Now, I would be happy to live and let live, but raccoons have a disgusting habit of shitting on the pool deck when they go to wash whatever it is they wash in the pool, and that is where I draw the line.  I would find fresh raccoon poop calling cards when I got up in the morning.  I went online to see if there might be something that would repel them, but the experts say nothing really works.  (My pool man told me that if I peed around the pool, that could keep them away.  I’m not saying if I tried it, but apparently the results are inconclusive.)

So off I went to Home Depot and bought a Havahart trap.  (Note to the tenderhearted:  These are traps designed to cage, but not harm, the animal.)  I set it, and bingo!  A very unhappy raccoon—big as a large cat–was waiting there the next morning.  Then I took him (or her) over to a state park and released it into the wild, thinking my problem was solved.  Alas, it was only the beginning.

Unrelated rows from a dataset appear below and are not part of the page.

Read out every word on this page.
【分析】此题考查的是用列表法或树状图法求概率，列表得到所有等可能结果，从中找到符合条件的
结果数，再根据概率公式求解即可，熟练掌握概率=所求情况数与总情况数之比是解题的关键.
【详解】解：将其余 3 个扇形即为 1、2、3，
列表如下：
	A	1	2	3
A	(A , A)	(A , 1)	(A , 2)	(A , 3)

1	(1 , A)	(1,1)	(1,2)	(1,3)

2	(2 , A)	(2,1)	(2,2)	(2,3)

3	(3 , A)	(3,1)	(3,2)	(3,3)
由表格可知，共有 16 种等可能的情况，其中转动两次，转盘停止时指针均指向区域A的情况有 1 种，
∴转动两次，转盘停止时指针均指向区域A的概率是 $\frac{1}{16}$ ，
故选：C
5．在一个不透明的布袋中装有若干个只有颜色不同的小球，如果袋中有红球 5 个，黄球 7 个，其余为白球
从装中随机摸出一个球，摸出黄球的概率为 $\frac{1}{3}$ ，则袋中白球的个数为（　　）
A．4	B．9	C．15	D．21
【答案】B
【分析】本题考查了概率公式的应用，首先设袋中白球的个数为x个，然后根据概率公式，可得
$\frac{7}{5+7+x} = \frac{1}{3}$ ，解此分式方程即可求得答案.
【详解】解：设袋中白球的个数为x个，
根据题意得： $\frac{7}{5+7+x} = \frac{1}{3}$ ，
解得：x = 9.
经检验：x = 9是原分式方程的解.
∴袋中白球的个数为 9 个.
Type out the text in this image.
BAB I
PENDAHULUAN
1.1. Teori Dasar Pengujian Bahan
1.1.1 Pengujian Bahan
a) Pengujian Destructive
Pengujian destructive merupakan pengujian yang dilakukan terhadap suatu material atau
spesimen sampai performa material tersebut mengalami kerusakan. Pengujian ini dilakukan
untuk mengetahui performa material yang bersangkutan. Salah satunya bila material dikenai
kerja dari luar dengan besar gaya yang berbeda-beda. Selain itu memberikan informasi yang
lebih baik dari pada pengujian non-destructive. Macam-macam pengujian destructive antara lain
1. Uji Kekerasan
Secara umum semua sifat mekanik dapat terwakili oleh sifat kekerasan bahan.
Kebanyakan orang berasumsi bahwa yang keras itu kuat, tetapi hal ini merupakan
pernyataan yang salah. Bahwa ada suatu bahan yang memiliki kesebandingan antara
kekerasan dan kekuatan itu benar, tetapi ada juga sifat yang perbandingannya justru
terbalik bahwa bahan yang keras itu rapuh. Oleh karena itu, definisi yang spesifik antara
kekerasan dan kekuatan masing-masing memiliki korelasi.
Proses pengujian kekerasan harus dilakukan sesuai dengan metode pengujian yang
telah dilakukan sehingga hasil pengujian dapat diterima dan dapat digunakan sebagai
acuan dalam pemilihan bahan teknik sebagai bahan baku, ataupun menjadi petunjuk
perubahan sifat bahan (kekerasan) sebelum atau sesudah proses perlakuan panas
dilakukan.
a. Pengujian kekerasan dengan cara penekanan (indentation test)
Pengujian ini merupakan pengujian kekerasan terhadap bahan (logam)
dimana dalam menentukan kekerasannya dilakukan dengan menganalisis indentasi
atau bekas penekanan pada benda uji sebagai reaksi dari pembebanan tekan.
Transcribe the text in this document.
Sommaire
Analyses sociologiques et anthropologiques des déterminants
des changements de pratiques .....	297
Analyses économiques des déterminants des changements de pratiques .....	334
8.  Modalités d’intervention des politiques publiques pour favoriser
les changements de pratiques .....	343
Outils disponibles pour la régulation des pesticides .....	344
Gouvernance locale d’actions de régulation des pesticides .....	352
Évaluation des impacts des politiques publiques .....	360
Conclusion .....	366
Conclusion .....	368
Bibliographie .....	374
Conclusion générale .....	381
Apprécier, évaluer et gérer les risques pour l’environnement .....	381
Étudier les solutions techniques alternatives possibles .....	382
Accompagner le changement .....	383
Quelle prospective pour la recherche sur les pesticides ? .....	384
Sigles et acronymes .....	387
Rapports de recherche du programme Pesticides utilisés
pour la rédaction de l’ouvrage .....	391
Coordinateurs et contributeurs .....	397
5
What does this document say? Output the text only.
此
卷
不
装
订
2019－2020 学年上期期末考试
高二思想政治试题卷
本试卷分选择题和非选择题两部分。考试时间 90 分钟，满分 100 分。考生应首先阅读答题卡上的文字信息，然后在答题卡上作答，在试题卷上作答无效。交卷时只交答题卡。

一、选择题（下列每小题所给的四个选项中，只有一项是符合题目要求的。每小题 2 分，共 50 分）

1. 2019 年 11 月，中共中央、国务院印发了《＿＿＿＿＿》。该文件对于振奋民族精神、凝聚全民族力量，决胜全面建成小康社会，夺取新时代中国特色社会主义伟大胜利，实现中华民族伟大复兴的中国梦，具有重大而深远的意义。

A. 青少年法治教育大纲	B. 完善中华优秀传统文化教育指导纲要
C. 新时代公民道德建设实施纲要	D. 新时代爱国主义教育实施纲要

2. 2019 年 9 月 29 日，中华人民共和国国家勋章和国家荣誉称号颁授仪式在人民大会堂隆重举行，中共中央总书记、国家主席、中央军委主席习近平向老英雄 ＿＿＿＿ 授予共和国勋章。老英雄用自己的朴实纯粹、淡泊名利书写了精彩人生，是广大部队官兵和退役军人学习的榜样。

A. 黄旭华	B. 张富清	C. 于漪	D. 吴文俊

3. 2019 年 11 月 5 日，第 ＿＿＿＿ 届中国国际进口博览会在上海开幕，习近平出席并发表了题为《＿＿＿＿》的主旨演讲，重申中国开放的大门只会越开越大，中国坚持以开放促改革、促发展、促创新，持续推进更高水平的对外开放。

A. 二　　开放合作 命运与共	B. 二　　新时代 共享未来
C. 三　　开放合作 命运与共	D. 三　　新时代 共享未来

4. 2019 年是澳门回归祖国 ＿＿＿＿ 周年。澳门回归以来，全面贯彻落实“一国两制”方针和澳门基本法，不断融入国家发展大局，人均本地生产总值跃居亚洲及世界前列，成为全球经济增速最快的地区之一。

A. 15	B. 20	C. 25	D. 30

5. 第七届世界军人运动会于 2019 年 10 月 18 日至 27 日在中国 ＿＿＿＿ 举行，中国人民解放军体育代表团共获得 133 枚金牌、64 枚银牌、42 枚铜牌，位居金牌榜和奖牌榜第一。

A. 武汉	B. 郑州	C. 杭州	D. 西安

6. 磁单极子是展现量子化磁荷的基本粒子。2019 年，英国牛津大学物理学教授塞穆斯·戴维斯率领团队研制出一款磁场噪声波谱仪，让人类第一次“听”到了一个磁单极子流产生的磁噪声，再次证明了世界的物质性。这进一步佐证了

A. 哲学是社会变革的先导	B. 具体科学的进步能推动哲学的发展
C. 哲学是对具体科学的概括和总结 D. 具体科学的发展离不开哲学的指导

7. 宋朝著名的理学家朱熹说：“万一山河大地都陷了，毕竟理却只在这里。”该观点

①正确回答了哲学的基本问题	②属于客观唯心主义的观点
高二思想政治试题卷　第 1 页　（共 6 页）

Let’s just say that since then I have trapped six or seven raccoons (I’ve lost count) and released them into the wild.  I know there will be more, but it helps for a while.  I think of it as something like the English transporting pickpockets to Australia—they may not like it at first, but they’ll be happy there in the long run.

Raccoons are cunning creatures and sometimes manage to eat the bait and get away without dropping the trapdoor, but if you’re persistent, like other criminals they will eventually slip up.  I’ve also caught two feral cats and a ‘possum in the trap.  I just let them go, figuring they weren’t doing any harm, although the damn ‘possum just lay there playing, well, possum and refused to budge until I propped open the door and went away.  He eventually got up and slunk off into the bushes.

There are also some critters that I really love, and these include the lizards that scamper around my yard.  I don’t know exactly what they are called, but there are at least four species that I have seen.  One is pretty certainly a chameleon—normally a brilliant chartreuse green, but capable of changing colors at an amazing rate.  Another one has a bright red wattle that he displays at certain times.  For a while, I was concerned that their numbers were decreasing and suspected that one of the wandering cats was eating them, but they seem to be back in numbers.  They are harmless, fascinating, and they eat insects.  What more could you want?